BND Scope: Issue 24 - Energy Shock Spreads Across the Economy
A sharp drop in gold prices and a rapid surge in oil… This dual shock triggered by the Iran-centered conflict is reshaping market dynamics. As inflation risks rise, the Fed is leaning toward a more cautious stance; for investors, interest rates, energy, and liquidity conditions are becoming the key drivers.
BND SCOPE
4/9/20263 min read


The Iran war is increasingly being felt beyond energy markets. Disruptions around the Strait of Hormuz — a critical route for global oil supply — are pushing prices higher and creating uncertainty across supply chains.
The effects are already visible. Rising fuel costs are feeding into transportation, production, and even everyday goods. Companies are facing higher input costs, while shortages in key materials like chemicals and industrial inputs are beginning to emerge. Globally, this is translating into slower business activity, with some factories shutting down and companies struggling to meet existing contracts.
Even if the conflict ends soon, the economic impact is likely to persist. Supply disruptions, logistics bottlenecks, and higher energy costs tend to play out over months, not weeks — meaning this shock could have a longer tail than markets initially expected.
At first glance, the U.S. economy still looks relatively stable. Activity indicators suggest growth around 2.5%, and the latest jobs report showed stronger-than-expected hiring. This indicates that the economy entered the current shock from a position of relative strength.
However, the details tell a more cautious story. Employment components in business surveys are weakening, and input prices are rising sharply. This combination — slowing job momentum alongside rising costs — is exactly what makes the Fed’s job more difficult.
Economists and policymakers are increasingly pointing to a risk of a stagflation-like environment, where inflation rises while growth slows. In such a scenario, the Fed has limited tools: it cannot directly fix supply shocks like oil, but it may still need to keep policy tight to control inflation expectations.

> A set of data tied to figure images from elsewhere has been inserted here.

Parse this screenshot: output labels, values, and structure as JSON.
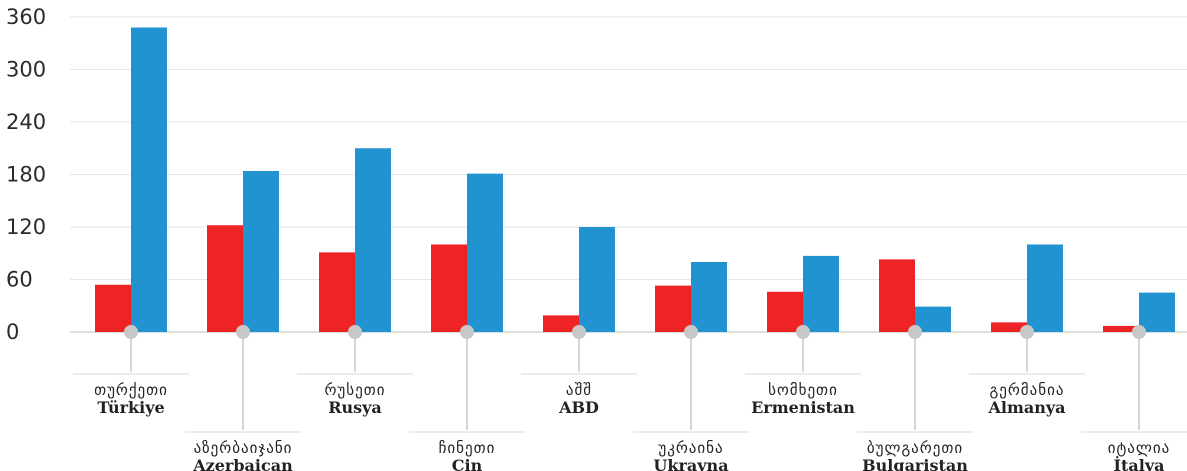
{
  "chart_data": {
    "type": "bar",
    "title": "",
    "xlabel": "",
    "ylabel": "",
    "ylim": [
      0,
      360
    ],
    "yticks": [
      0,
      60,
      120,
      180,
      240,
      300,
      360
    ],
    "grid": true,
    "categories": [
      {
        "geo": "თურქეთი",
        "name": "Türkiye"
      },
      {
        "geo": "აზერბაიჯანი",
        "name": "Azerbaican"
      },
      {
        "geo": "რუსეთი",
        "name": "Rusya"
      },
      {
        "geo": "ჩინეთი",
        "name": "Cin"
      },
      {
        "geo": "აშშ",
        "name": "ABD"
      },
      {
        "geo": "უკრაინა",
        "name": "Ukrayna"
      },
      {
        "geo": "სომხეთი",
        "name": "Ermenistan"
      },
      {
        "geo": "ბულგარეთი",
        "name": "Bulgaristan"
      },
      {
        "geo": "გერმანია",
        "name": "Almanya"
      },
      {
        "geo": "იტალია",
        "name": "İtalya"
      }
    ],
    "series": [
      {
        "color": "#ee2326",
        "values": [
          54,
          122,
          91,
          100,
          19,
          53,
          46,
          83,
          11,
          7
        ]
      },
      {
        "color": "#2293d1",
        "values": [
          348,
          184,
          210,
          181,
          120,
          80,
          87,
          29,
          100,
          45
        ]
      }
    ]
  }
}
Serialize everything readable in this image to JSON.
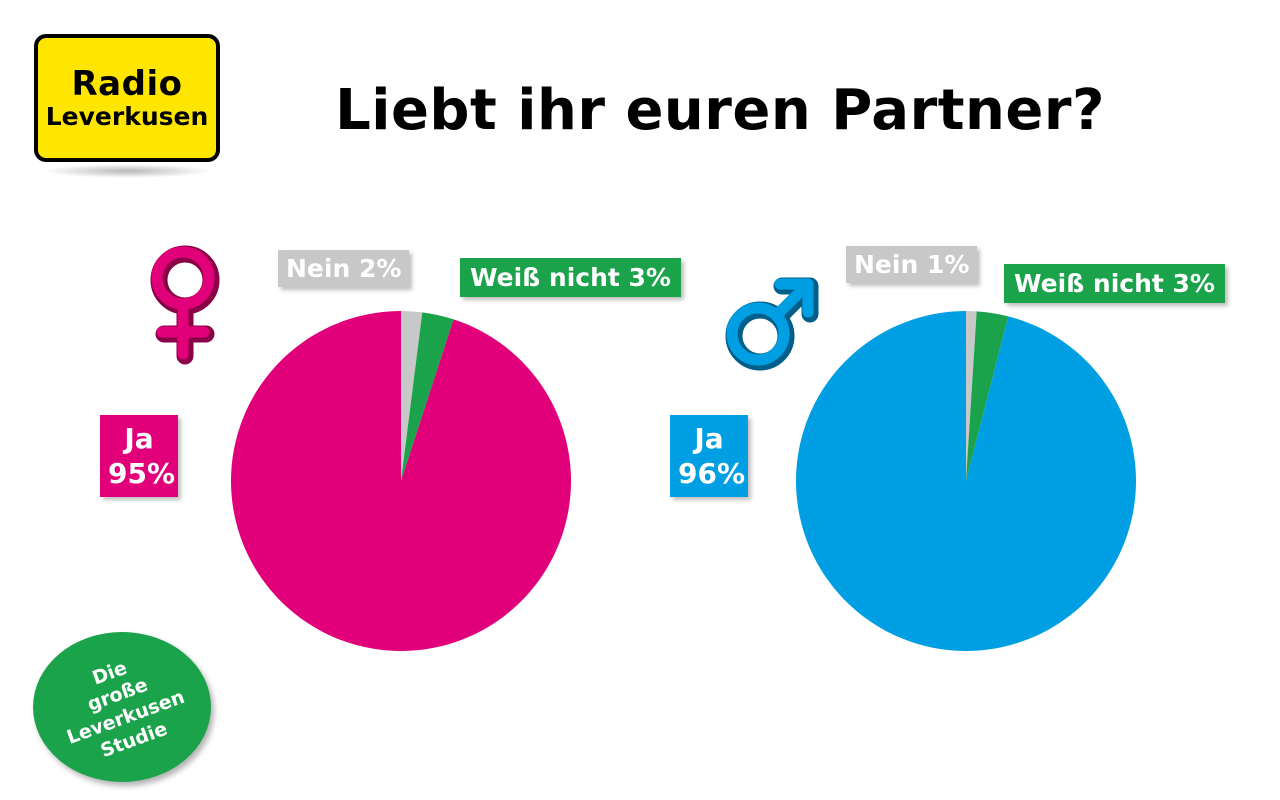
{
  "logo": {
    "line1": "Radio",
    "line2": "Leverkusen"
  },
  "title": "Liebt ihr euren Partner?",
  "badge": {
    "lines": [
      "Die",
      "große",
      "Leverkusen",
      "Studie"
    ]
  },
  "colors": {
    "women": "#e2007a",
    "men": "#009fe3",
    "nein": "#c8c8c8",
    "weiss_nicht": "#1aa34a"
  },
  "chart_data": [
    {
      "type": "pie",
      "group_symbol": "female-symbol-icon",
      "categories": [
        "Ja",
        "Nein",
        "Weiß nicht"
      ],
      "values": [
        95,
        2,
        3
      ],
      "labels": {
        "ja_line1": "Ja",
        "ja_line2": "95%",
        "nein": "Nein 2%",
        "weiss": "Weiß nicht 3%"
      },
      "colors": [
        "#e2007a",
        "#c8c8c8",
        "#1aa34a"
      ]
    },
    {
      "type": "pie",
      "group_symbol": "male-symbol-icon",
      "categories": [
        "Ja",
        "Nein",
        "Weiß nicht"
      ],
      "values": [
        96,
        1,
        3
      ],
      "labels": {
        "ja_line1": "Ja",
        "ja_line2": "96%",
        "nein": "Nein 1%",
        "weiss": "Weiß nicht 3%"
      },
      "colors": [
        "#009fe3",
        "#c8c8c8",
        "#1aa34a"
      ]
    }
  ]
}
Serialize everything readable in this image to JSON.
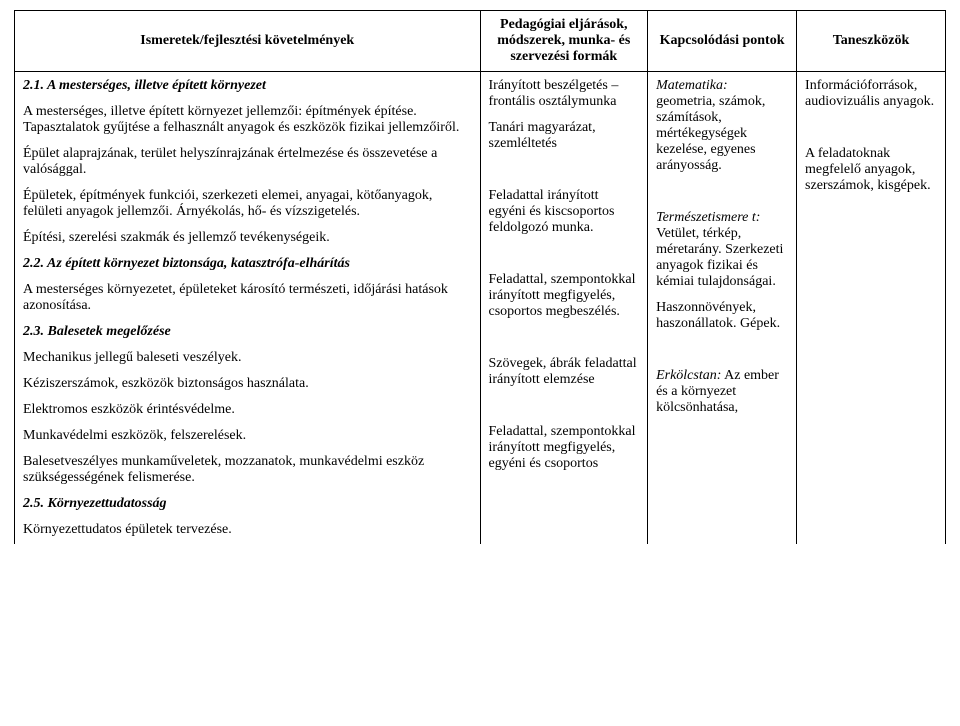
{
  "header": {
    "col1": "Ismeretek/fejlesztési követelmények",
    "col2": "Pedagógiai eljárások, módszerek, munka- és szervezési formák",
    "col3": "Kapcsolódási pontok",
    "col4": "Taneszközök"
  },
  "col1": {
    "h21": "2.1. A mesterséges, illetve épített környezet",
    "p1": "A mesterséges, illetve épített környezet jellemzői: építmények építése. Tapasztalatok gyűjtése a felhasznált anyagok és eszközök fizikai jellemzőiről.",
    "p2": "Épület alaprajzának, terület helyszínrajzának értelmezése és összevetése a valósággal.",
    "p3": "Épületek, építmények funkciói, szerkezeti elemei, anyagai, kötőanyagok, felületi anyagok jellemzői. Árnyékolás, hő- és vízszigetelés.",
    "p4": "Építési, szerelési szakmák és jellemző tevékenységeik.",
    "h22": "2.2. Az épített környezet biztonsága, katasztrófa-elhárítás",
    "p5": "A mesterséges környezetet, épületeket károsító természeti, időjárási hatások azonosítása.",
    "h23": "2.3. Balesetek megelőzése",
    "p6": "Mechanikus jellegű baleseti veszélyek.",
    "p7": "Kéziszerszámok, eszközök biztonságos használata.",
    "p8": "Elektromos eszközök érintésvédelme.",
    "p9": "Munkavédelmi eszközök, felszerelések.",
    "p10": "Balesetveszélyes munkaműveletek, mozzanatok, munkavédelmi eszköz szükségességének felismerése.",
    "h25": "2.5. Környezettudatosság",
    "p11": "Környezettudatos épületek tervezése."
  },
  "col2": {
    "p1": "Irányított beszélgetés – frontális osztálymunka",
    "p2": "Tanári magyarázat, szemléltetés",
    "p3": "Feladattal irányított egyéni és kiscsoportos feldolgozó munka.",
    "p4": "Feladattal, szempontokkal irányított megfigyelés, csoportos megbeszélés.",
    "p5": "Szövegek, ábrák feladattal irányított elemzése",
    "p6": "Feladattal, szempontokkal irányított megfigyelés, egyéni és csoportos"
  },
  "col3": {
    "mat_label": "Matematika:",
    "mat_body": " geometria, számok, számítások, mértékegységek kezelése, egyenes arányosság.",
    "term_label": "Természetismere t:",
    "term_body": " Vetület, térkép, méretarány. Szerkezeti anyagok fizikai és kémiai tulajdonságai.",
    "hasz": "Haszonnövények, haszonállatok. Gépek.",
    "erk_label": "Erkölcstan:",
    "erk_body": " Az ember és a környezet kölcsönhatása,"
  },
  "col4": {
    "p1": "Információforrások, audiovizuális anyagok.",
    "p2": "A feladatoknak megfelelő anyagok, szerszámok, kisgépek."
  }
}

The implication is clear: interest rates may stay higher for longer — and could even rise further if inflation proves persistent.

In recent weeks, one development has started to influence almost every part of the economy: the energy shock triggered by the Iran war. Rising oil prices are no longer just a market story — they are feeding into inflation, interest rates, and real economic activity.

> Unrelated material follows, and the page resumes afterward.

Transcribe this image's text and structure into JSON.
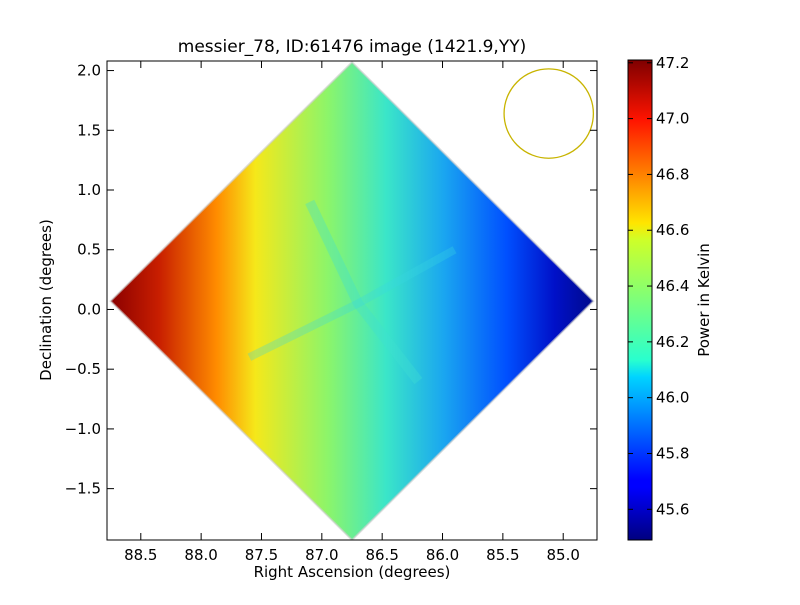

What makes this period different is that the impact is no longer limited to financial markets. We are now seeing early signals across trade, business activity, and consumer behavior, suggesting that the shock is gradually moving from markets into the real economy.

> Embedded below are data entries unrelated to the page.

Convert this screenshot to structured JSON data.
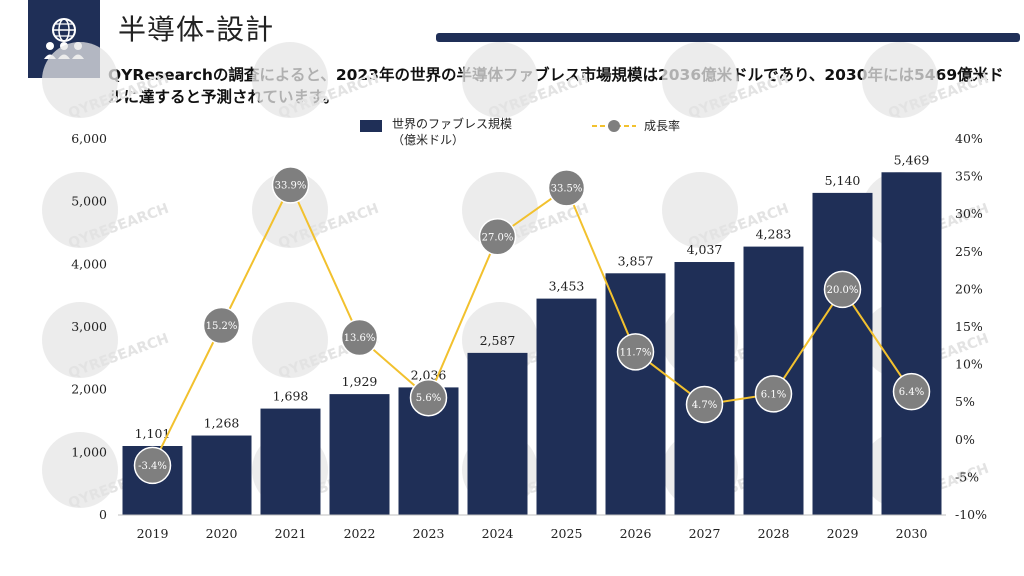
{
  "page": {
    "title": "半導体-設計",
    "subtitle": "QYResearchの調査によると、2023年の世界の半導体ファブレス市場規模は2036億米ドルであり、2030年には5469億米ドルに達すると予測されています。",
    "logo_icon": "globe-people-icon",
    "watermark": "QYRESEARCH",
    "colors": {
      "bar": "#1f2f57",
      "line": "#f2c12e",
      "marker": "#7f7f7f",
      "header": "#1f2f57"
    }
  },
  "legend": {
    "bar_label": "世界のファブレス規模\n（億米ドル）",
    "line_label": "成長率"
  },
  "chart_data": {
    "type": "bar",
    "categories": [
      "2019",
      "2020",
      "2021",
      "2022",
      "2023",
      "2024",
      "2025",
      "2026",
      "2027",
      "2028",
      "2029",
      "2030"
    ],
    "series": [
      {
        "name": "世界のファブレス規模（億米ドル）",
        "type": "bar",
        "axis": "left",
        "values": [
          1101,
          1268,
          1698,
          1929,
          2036,
          2587,
          3453,
          3857,
          4037,
          4283,
          5140,
          5469
        ],
        "labels": [
          "1,101",
          "1,268",
          "1,698",
          "1,929",
          "2,036",
          "2,587",
          "3,453",
          "3,857",
          "4,037",
          "4,283",
          "5,140",
          "5,469"
        ]
      },
      {
        "name": "成長率",
        "type": "line",
        "axis": "right",
        "values": [
          -3.4,
          15.2,
          33.9,
          13.6,
          5.6,
          27.0,
          33.5,
          11.7,
          4.7,
          6.1,
          20.0,
          6.4
        ],
        "labels": [
          "-3.4%",
          "15.2%",
          "33.9%",
          "13.6%",
          "5.6%",
          "27.0%",
          "33.5%",
          "11.7%",
          "4.7%",
          "6.1%",
          "20.0%",
          "6.4%"
        ]
      }
    ],
    "ylim": [
      0,
      6000
    ],
    "y2lim": [
      -10,
      40
    ],
    "yticks": [
      "0",
      "1,000",
      "2,000",
      "3,000",
      "4,000",
      "5,000",
      "6,000"
    ],
    "y2ticks": [
      "-10%",
      "-5%",
      "0%",
      "5%",
      "10%",
      "15%",
      "20%",
      "25%",
      "30%",
      "35%",
      "40%"
    ],
    "grid": false,
    "legend_position": "top-center"
  }
}
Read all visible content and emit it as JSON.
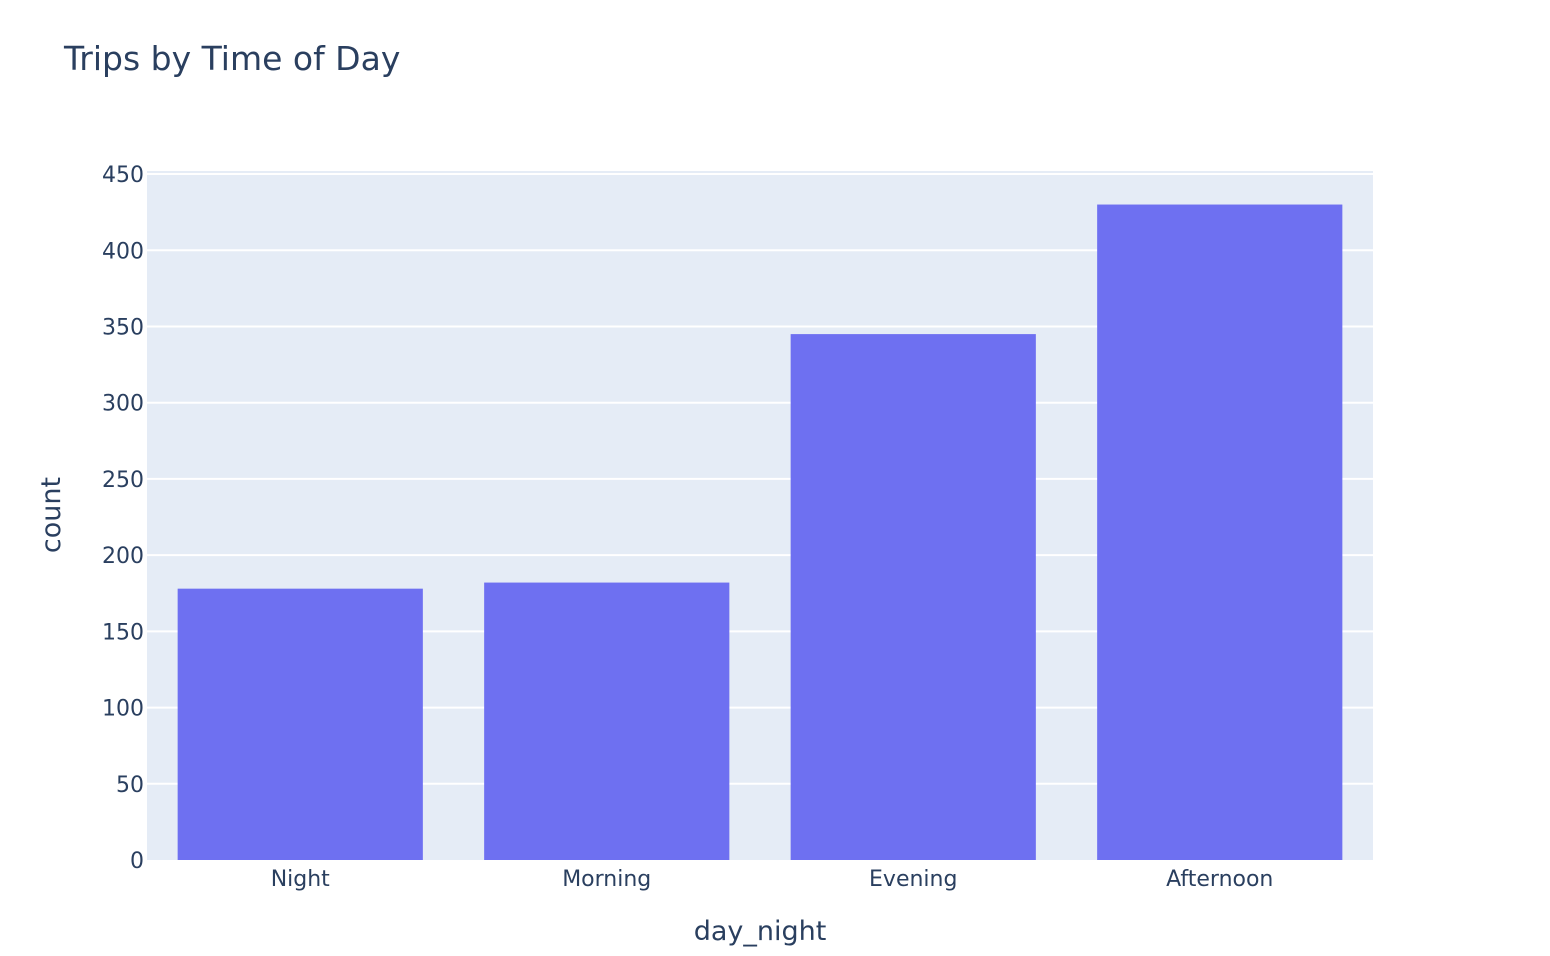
{
  "chart_data": {
    "type": "bar",
    "title": "Trips by Time of Day",
    "xlabel": "day_night",
    "ylabel": "count",
    "categories": [
      "Night",
      "Morning",
      "Evening",
      "Afternoon"
    ],
    "values": [
      178,
      182,
      345,
      430
    ],
    "ylim": [
      0,
      452
    ],
    "yticks": [
      0,
      50,
      100,
      150,
      200,
      250,
      300,
      350,
      400,
      450
    ],
    "grid": true,
    "colors": {
      "bar": "#6e70f1",
      "plot_bg": "#e5ecf6",
      "grid": "#ffffff",
      "text": "#2a3f5f"
    }
  }
}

From Oil Prices to Real Economy Pressure
Growth vs Inflation: A More Complicated Fed Outlook
Markets Are Adjusting: Not All “War Trades” Work
Market behavior during this period has also shifted in important ways. One of the clearest signals is that traditional “war trades” are no longer working as expected.
Defense stocks, for example, declined even as the conflict continued. This suggests that much of the “conflict premium” had already been priced in earlier, and investors are now unwinding positions rather than adding new ones. Valuations had already reached elevated levels, limiting further upside despite ongoing geopolitical tension.
At the same time, other parts of the market are reacting more directly to macro pressures. Rising oil prices are pushing up inflation expectations and bond yields, while higher borrowing costs are beginning to weigh on sectors like housing and consumer spending.
Even areas typically seen as defensive are behaving differently. Price movements are increasingly driven not just by risk sentiment, but by positioning, liquidity needs, and interest rate expectations.
Conclusion
The key takeaway from this period is that the shock is no longer contained within markets — it is spreading into the broader economy. Energy prices are feeding into inflation, supply chains, and business activity, increasing the risk of a wider slowdown.
At the same time, the policy backdrop is becoming more complex. A combination of resilient growth, rising inflation pressures, and geopolitical uncertainty leaves the Fed in a difficult position, with no easy path forward.
For investors, this marks a shift in regime. It is no longer just about reacting to market moves, but understanding how those moves translate into real economic outcomes.
In short:
The story is moving from market volatility to economic impact — and that is where the real risk begins.